Centers of excellence could improve mammography's quality profile

September 1, 2006

When the Institute of Medicine released its report last year on mammography, it introduced a subtle but important concept to the U.S. imaging community: the idea of breast imaging subspecialization and the use of centers of excellence to improve quality.

When the Institute of Medicine released its report last year on mammography, it introduced a subtle but important concept to the U.S. imaging community: the idea of breast imaging subspecialization and the use of centers of excellence to improve quality.

One year later, the idea of specialized breast imaging practices seems to be catching on. Our cover story on the topic this month found strong support for the idea that higher volumes made possible under the centers of excellence approach, in combination with other factors, can improve the quality of breast imaging practice.

Of course, breast imaging practice in the U.S. remains troubled by serious problems: a high rate of medical malpractice claims, relatively low reimbursements, and declining interest in breast imaging practice among new radiologists. But the centers of excellence concept represents a hopeful trend and a strategy that could help breast imaging mitigate some of its problems.

We can't say exactly how many dedicated breast imaging centers are in operation in the U.S., but one indication is the National Consortium of Breast Centers, whose membership is nearly 1000 clinics strong.

The growing interest in breast imaging centers reflects a number of factors, such as growing medical specialization, but it is mainly a consequence of advances in technology.

A couple of years ago, for example, digital mammography sales outstripped conventional film mammography sales, at least in dollar volume. The higher cost of the digital equipment, and presumably, higher throughput, will push higher per-radiologist volumes. Higher costs for compliance with the Mammography Quality Standards Act will likely also influence volumes. Passage of that law in 1992 forced out many marginal facilities and improved mammography screening quality.

Teleradiology will open more doors to centralization. Access to screening mammography is a perennial issue, but the time has come for us to recognize that the system has evolved over the past decade. With today's technology, maintaining a physical link between image collection and interpretation is becoming less important.

Practical and economic factors figure in as well. Centralized facilities tend to make better use of physical resources such as equipment and space, and they can allow better workflow.

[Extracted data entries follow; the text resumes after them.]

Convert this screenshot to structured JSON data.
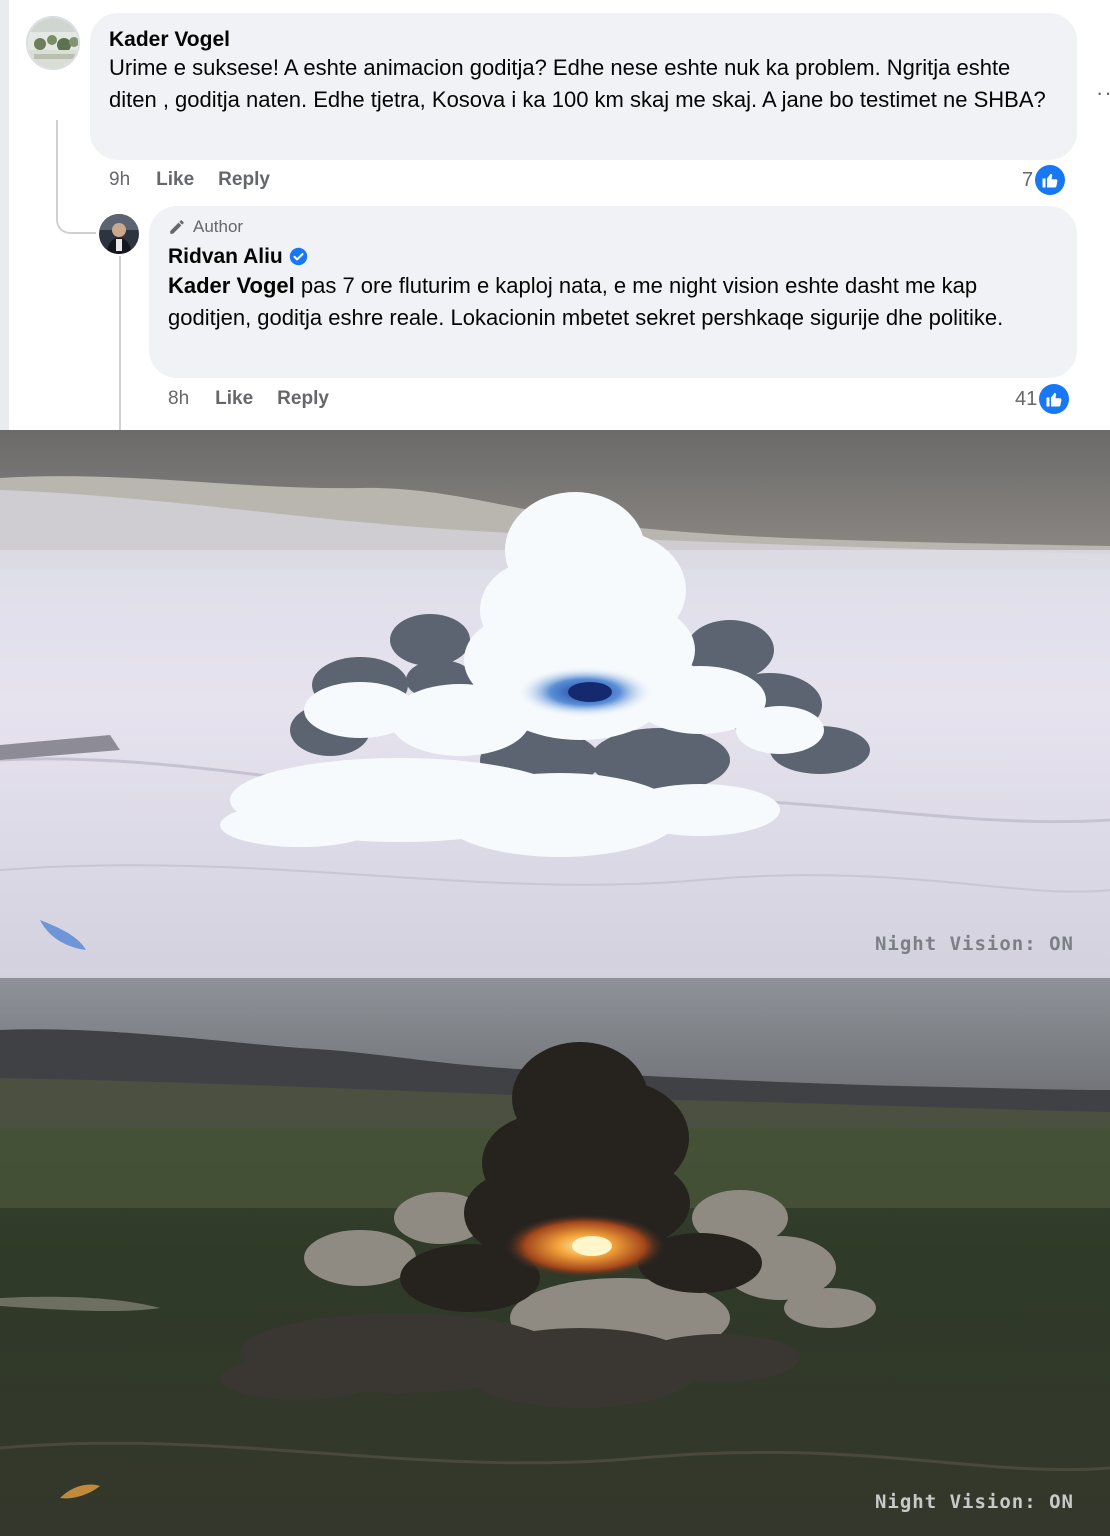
{
  "comment_1": {
    "author": "Kader Vogel",
    "text": "Urime e suksese! A eshte animacion goditja? Edhe nese eshte nuk ka problem. Ngritja eshte diten , goditja naten. Edhe tjetra, Kosova i ka 100 km skaj me skaj. A jane bo testimet ne SHBA?",
    "time": "9h",
    "like_label": "Like",
    "reply_label": "Reply",
    "reaction_count": "7",
    "reaction_icon": "thumbs-up-icon",
    "reaction_color": "#1877f2"
  },
  "reply_1": {
    "badge": "Author",
    "author": "Ridvan Aliu",
    "verified_icon": "verified-badge-icon",
    "mention": "Kader Vogel",
    "text": " pas 7 ore fluturim e kaploj nata, e me night vision eshte dasht me kap goditjen, goditja eshre reale. Lokacionin mbetet sekret pershkaqe sigurije dhe politike.",
    "time": "8h",
    "like_label": "Like",
    "reply_label": "Reply",
    "reaction_count": "41",
    "reaction_icon": "thumbs-up-icon"
  },
  "more_options_icon": "more-options-icon",
  "images": {
    "top": {
      "overlay": "Night Vision: ON",
      "overlay_color": "#7d7f86"
    },
    "bottom": {
      "overlay": "Night Vision: ON",
      "overlay_color": "#c9c9c9"
    }
  }
}
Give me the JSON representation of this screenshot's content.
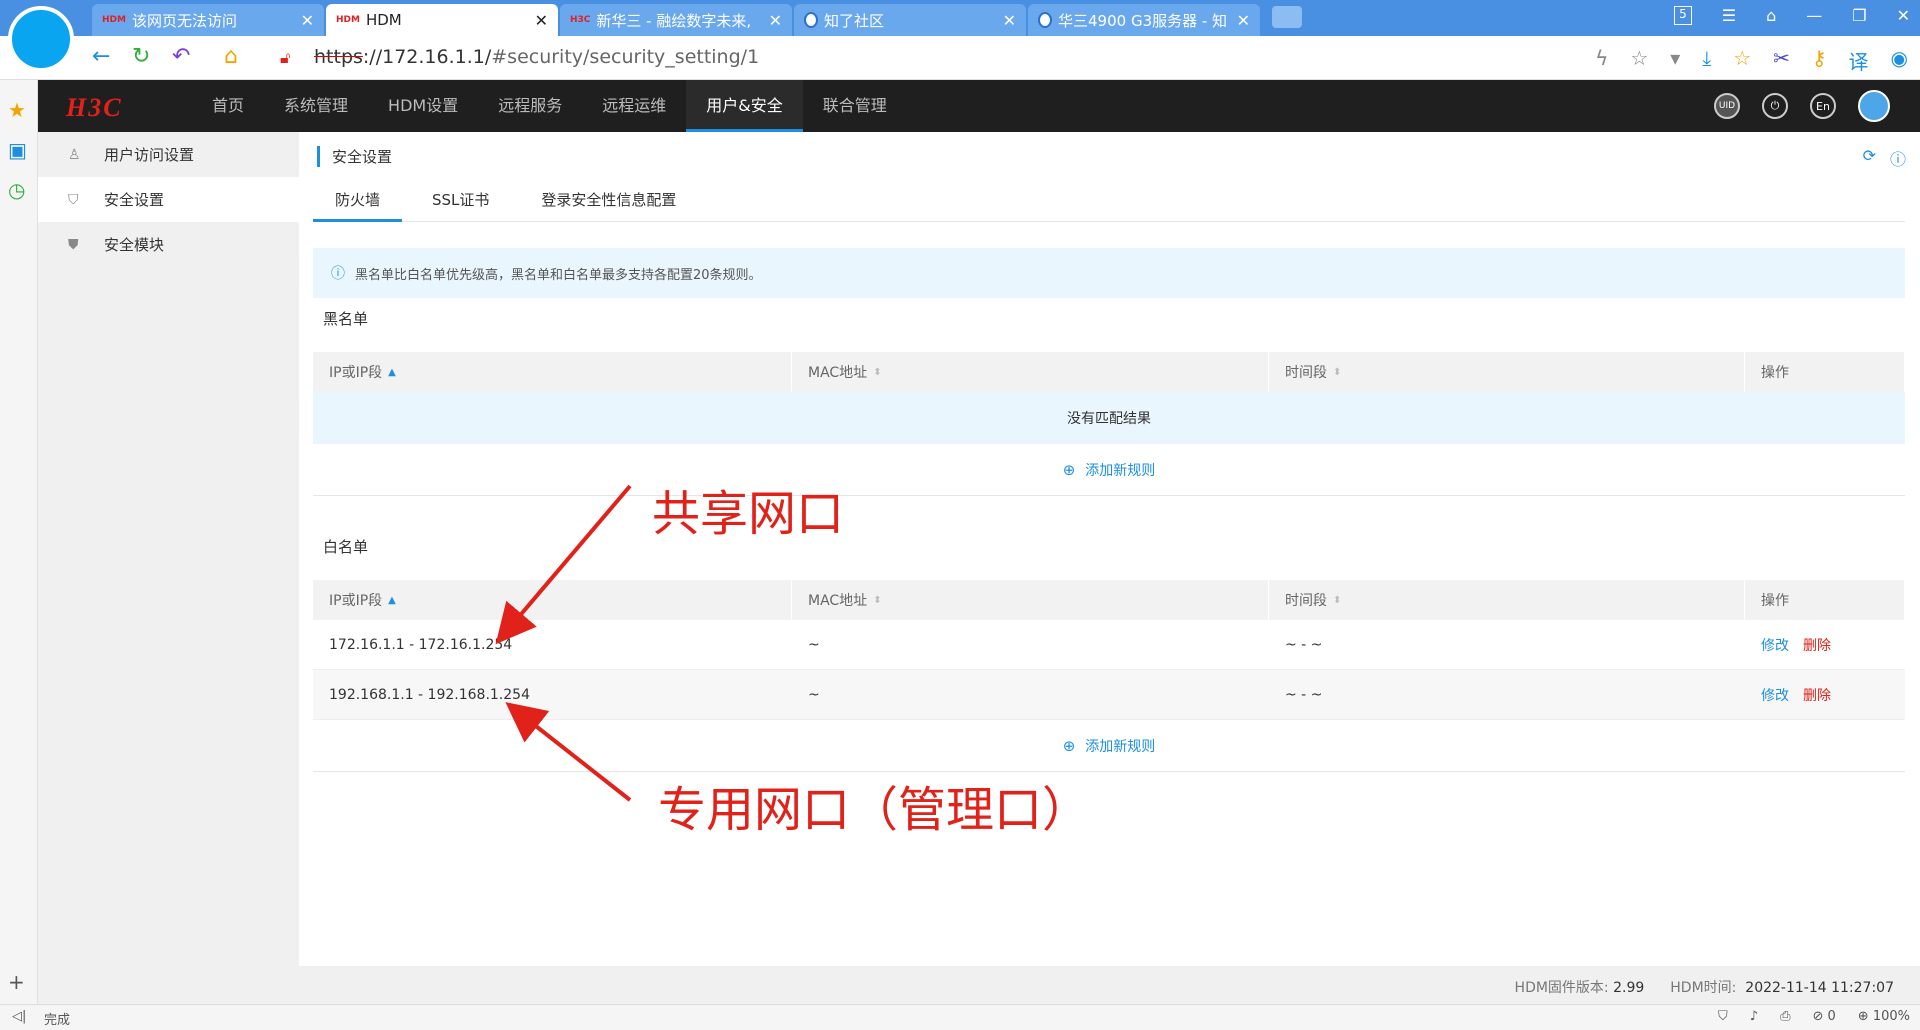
{
  "browser": {
    "tabs": [
      {
        "favicon": "HDM",
        "title": "该网页无法访问"
      },
      {
        "favicon": "HDM",
        "title": "HDM"
      },
      {
        "favicon": "H3C",
        "title": "新华三 - 融绘数字未来,"
      },
      {
        "favicon": "",
        "title": "知了社区"
      },
      {
        "favicon": "",
        "title": "华三4900 G3服务器 - 知"
      }
    ],
    "window_badge": "5",
    "url_protocol": "https",
    "url_host": "://172.16.1.1/",
    "url_path": "#security/security_setting/1",
    "status_text": "完成",
    "status_right": {
      "count": "0",
      "zoom": "100%"
    }
  },
  "app": {
    "logo": "H3C",
    "nav": [
      "首页",
      "系统管理",
      "HDM设置",
      "远程服务",
      "远程运维",
      "用户&安全",
      "联合管理"
    ],
    "header_icons": {
      "uid": "UID",
      "lang": "En"
    },
    "menu": [
      "用户访问设置",
      "安全设置",
      "安全模块"
    ],
    "breadcrumb": "安全设置",
    "tabs": [
      "防火墙",
      "SSL证书",
      "登录安全性信息配置"
    ],
    "notice": "黑名单比白名单优先级高，黑名单和白名单最多支持各配置20条规则。",
    "columns": [
      "IP或IP段",
      "MAC地址",
      "时间段",
      "操作"
    ],
    "blacklist": {
      "title": "黑名单",
      "empty_text": "没有匹配结果",
      "add_label": "添加新规则"
    },
    "whitelist": {
      "title": "白名单",
      "rows": [
        {
          "ip": "172.16.1.1 - 172.16.1.254",
          "mac": "~",
          "time": "~ - ~",
          "edit": "修改",
          "delete": "删除"
        },
        {
          "ip": "192.168.1.1 - 192.168.1.254",
          "mac": "~",
          "time": "~ - ~",
          "edit": "修改",
          "delete": "删除"
        }
      ],
      "add_label": "添加新规则"
    },
    "footer": {
      "fw_label": "HDM固件版本:",
      "fw_value": "2.99",
      "time_label": "HDM时间:",
      "time_value": "2022-11-14 11:27:07"
    }
  },
  "annotations": {
    "shared": "共享网口",
    "dedicated": "专用网口（管理口）"
  },
  "colors": {
    "accent": "#1d8fe1",
    "brand_red": "#e0221a",
    "header_bg": "#1f1f1f"
  }
}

Once these centers of excellence are established, what can we expect? Breast imaging expert Dr. Laszlo Tabar and other European experts (including Dr. Nick Perry, director of breast screening at St. Bartholomew's Hospital in London and a source for the Institute of Medicine report) argue persuasively that higher interpretation volumes increase expertise. Under the MQSA, the minimum number of interpretations for a breast imager is 480 per year. In fact, the IOM found that 40.4% of mammograms in the U.S. are interpreted by radiologists who read between 2000 and 5000 per year; nearly that many (36.8%) are interpreted by radiologists who read more than 5000 per year (see chart on page 33).

Besides volume, the other factors promoting better quality in centralized reading situations include auditing, peer review, and data collection programs that are more extensive and powerful than those available in peripheral settings. While it is true that data from multiple institutions can be aggregated, the process is probably easier under a center of excellence approach.

What all of this suggests is a shift toward models of breast care that have proved successful in Europe. It's a natural evolution and one that bodes well for the future of breast imaging in the U.S. It's also useful to note that this is being accomplished under existing regulatory structures, a point that needs to be remembered as we move toward the 2007 reauthorization of the MQSA.